Вдруг что-то щелкает в моем сознании, и я отчетливо разбираю слова.
– Идиот! Ведь просила же, дождись меня!
Чувствую касание теплой руки, и размытое пятно превращается в склоненное надо мной лицо.
«Ильсана!» – Беззвучно шепчет мой изумленный разум, а на ее лице появляется искреннее удивление.
– Живой?!
Рука моей спасительницы нервно шарит в принесенной корзине и поднимается оттуда с кожаной флягой. Живительная влага льется мне в рот, и с каждым глотком я чувствую, как в мое тело возвращается жизнь. Я еще не способен даже пошевелиться, но мои глаза уже открывают мне прекрасный облик моей спасительницы.
Ее голос звучит строго и повелительно.
– Не шевелись. Сейчас я прикажу тебя развязать и накормить. – Ильсана поднимается на ноги, и в ее тоне появляются стальные нотки. – Эй вы, сюда живо! Развязать, накормить, и, чтобы волос с его головы не упал!
***
Итак, я провел в полубреду без еды и воды целых семь дней. Так сказал мне охранник, принесший первую миску с похлебкой. Поставив глиняную плошку на пол, он недоверчиво покосился в мою сторону и глубокомысленно изрек:
– Мы то уж думали, ты издох, а гляди кось нет. Живучий!

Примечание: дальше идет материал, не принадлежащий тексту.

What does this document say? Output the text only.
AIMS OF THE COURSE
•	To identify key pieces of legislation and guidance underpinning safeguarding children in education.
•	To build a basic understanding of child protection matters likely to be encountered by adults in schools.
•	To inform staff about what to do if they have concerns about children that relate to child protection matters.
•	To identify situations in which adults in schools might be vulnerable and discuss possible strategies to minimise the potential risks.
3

В отличие от стражника я отлично знаю, кому я обязан этой самой живучестью, но, думаю, если бы не приход Ильсаны, то рано или поздно я бы все-таки умер. Теперь меня поят и кормят два раза в день, но я по-прежнему сижу в темнице. Ильсана больше не заходит. Руки развязали, но на ноги одели кандалы и приковали цепью к стене. Это не совсем то, чего я ожидал от своей спасительницы, но я не в обиде. – «Она здесь не хозяйка и сделала лишь то, что могла». Гор тоже больше не проявлялся, и я его не звал. Вопросов у меня нет, а для пустой болтовни время неподходящее. Я понимаю, он ждет моего согласия на договор. По его мнению время работает на него, и у меня нет другого выхода. Между медленным гниением в каземате и сделкой с демоном, я рано или поздно должен выбрать сделку. Так что, пока я не принял окончательного решения, звать Гора бессмысленно, он ничем не поможет, а скорее всего и не ответит.

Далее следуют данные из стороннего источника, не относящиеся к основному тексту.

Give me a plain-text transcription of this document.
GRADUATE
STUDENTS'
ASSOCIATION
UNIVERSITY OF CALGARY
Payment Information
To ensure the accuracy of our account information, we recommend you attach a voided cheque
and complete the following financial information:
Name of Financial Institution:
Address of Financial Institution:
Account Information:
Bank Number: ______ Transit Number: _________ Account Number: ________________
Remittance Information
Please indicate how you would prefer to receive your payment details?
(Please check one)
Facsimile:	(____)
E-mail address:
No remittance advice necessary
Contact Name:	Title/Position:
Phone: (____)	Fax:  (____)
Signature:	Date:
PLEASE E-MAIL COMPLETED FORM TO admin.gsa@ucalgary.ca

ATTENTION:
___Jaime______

Слышу, как в замке загремели ключи, значит, принесли еду. Стражник, ворчливый и вечно недовольный старый пень, со мной не разговаривает, но еще с первого прихода, из его раздраженного бурчания я выяснил очень важную для моего внутреннего равновесия вещь. Раздача проходит утром и вечером, и теперь я точно знаю какая часть суток там, наверху.
Тюремщик ставит миску на пол, кладет сверху кусок ячменного хлеба, и пробурчав – меня бы так кормили, уходит. Опять клацает ключ, а значит, я могу подойти и взять свою еду. Сволочной старик оставляет мне пайку на самой границе цепи, так что приходится чуть ли не ложится на пол, чтобы дотянуться.